Combining levels of evidence to get the most detailed information for your city
It is especially important to accept different forms of evidence when you face questions that have not yet been tested by independent studies. Some of the most important questions relate to things that are very specific to your situation. You face a particular combination of issues, actors, trends, and resources that is ultimately different from every other place in the world.
This is important, because as policy practitioners, and not scientists, you care more about your specific case than a hypothetical average, general case. You care less about the total likely range of impacts from a policy than how this single implementation will work. You want information about policies that will provide you with the best possible prediction about how they will work in your context.

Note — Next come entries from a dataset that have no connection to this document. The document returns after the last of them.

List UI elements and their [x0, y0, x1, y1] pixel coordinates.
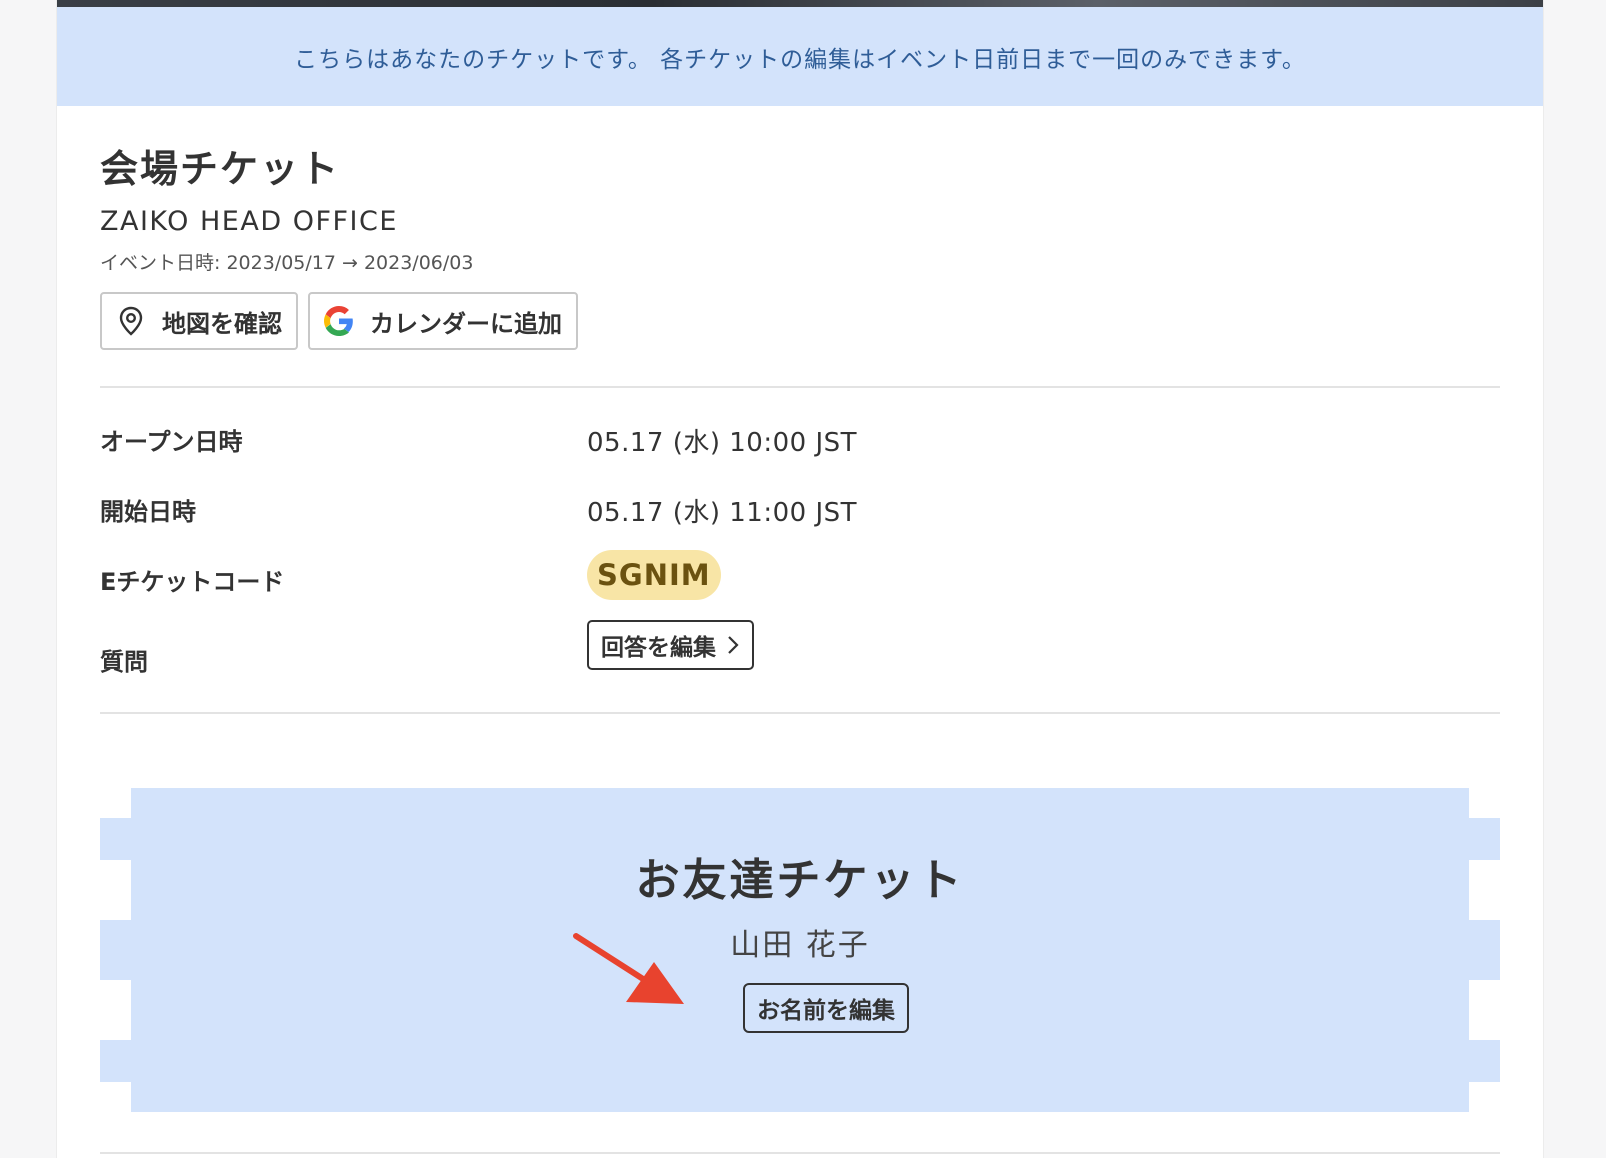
friend-ticket-title: お友達チケット — [635, 855, 965, 906]
edit-answer-label: 回答を編集 — [601, 635, 716, 661]
friend-ticket-holder-name: 山田 花子 — [730, 928, 870, 963]
ticket-page: こちらはあなたのチケットです。 各チケットの編集はイベント日前日まで一回のみでき… — [56, 0, 1544, 1158]
ticket-edge — [1469, 920, 1500, 980]
add-to-calendar-button[interactable]: カレンダーに追加 — [308, 292, 578, 350]
edit-answer-button[interactable]: 回答を編集 — [587, 620, 754, 670]
divider — [100, 1152, 1500, 1154]
ticket-title: 会場チケット — [100, 147, 341, 191]
ticket-edge — [1469, 1040, 1500, 1082]
eticket-code-row: Eチケットコード SGNIM — [100, 550, 1500, 602]
ticket-edge — [100, 818, 131, 860]
eticket-code-badge: SGNIM — [587, 550, 721, 600]
divider — [100, 712, 1500, 714]
open-time-row: オープン日時 05.17 (水) 10:00 JST — [100, 422, 1500, 462]
notice-banner: こちらはあなたのチケットです。 各チケットの編集はイベント日前日まで一回のみでき… — [57, 7, 1543, 106]
start-time-value: 05.17 (水) 11:00 JST — [587, 498, 857, 528]
question-row: 質問 回答を編集 — [100, 620, 1500, 682]
start-time-row: 開始日時 05.17 (水) 11:00 JST — [100, 492, 1500, 532]
map-button-label: 地図を確認 — [162, 309, 282, 338]
action-buttons: 地図を確認 カレンダーに追加 — [100, 292, 578, 350]
start-time-label: 開始日時 — [100, 498, 196, 526]
map-button[interactable]: 地図を確認 — [100, 292, 298, 350]
ticket-edge — [100, 920, 131, 980]
open-time-value: 05.17 (水) 10:00 JST — [587, 428, 857, 458]
hero-image-strip — [57, 0, 1543, 7]
event-date: イベント日時: 2023/05/17 → 2023/06/03 — [100, 252, 474, 274]
edit-name-button[interactable]: お名前を編集 — [743, 983, 909, 1033]
venue-name: ZAIKO HEAD OFFICE — [100, 206, 398, 237]
google-icon — [322, 304, 356, 338]
friend-ticket-body: お友達チケット 山田 花子 お名前を編集 — [131, 788, 1469, 1112]
annotation-arrow-icon — [573, 933, 684, 1004]
question-label: 質問 — [100, 648, 148, 676]
notice-text: こちらはあなたのチケットです。 各チケットの編集はイベント日前日まで一回のみでき… — [294, 46, 1306, 73]
divider — [100, 386, 1500, 388]
eticket-code-label: Eチケットコード — [100, 568, 285, 596]
ticket-edge — [100, 1040, 131, 1082]
map-pin-icon — [114, 304, 148, 338]
chevron-right-icon — [726, 634, 740, 656]
open-time-label: オープン日時 — [100, 428, 243, 456]
add-to-calendar-label: カレンダーに追加 — [370, 309, 562, 338]
friend-ticket-card: お友達チケット 山田 花子 お名前を編集 — [100, 788, 1500, 1112]
ticket-edge — [1469, 818, 1500, 860]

By putting different kinds of evidence into the same framework, Nesta’s Standards of Evidence imply that when you cannot get rigorously tested, experimentally verified information, it is appropriate to work with what we do have. This is relevant for the municipal implementation context, because no study pulled from a literature review will account for all of the variables you face in your own context.
In the absence of having a study that predicts how an intervention works in your specific context, you will need non-scientific information to try to fill in those gaps. You will need to gather stories from residents, staff members, and other stakeholders that sit on Levels 1 or 2 of the standards of evidence.
Some of the kinds of information you will probably get more easily from people than studies include:
- how people in cities like yours reacted to an intervention in public forums
- how people who implemented an intervention in a city like yours figured out how to get it passed
- how the city communicated publicly about the apparent benefits and drawbacks of the intervention
- the political acceptability of the intervention
You can remain simultaneously aware that the information you are gathering through individual stories is biased -- not generalizable, informed by specific perspectives -- while also recognizing that having some information about something important is better than no information. Evidence from the first two evidence levels are essential building blocks of knowledge and perfectly useful when you cannot get detailed unbiased knowledge.
You have to start somewhere, and you should always start with evidence you have about your very specific conditions that you know are important for success.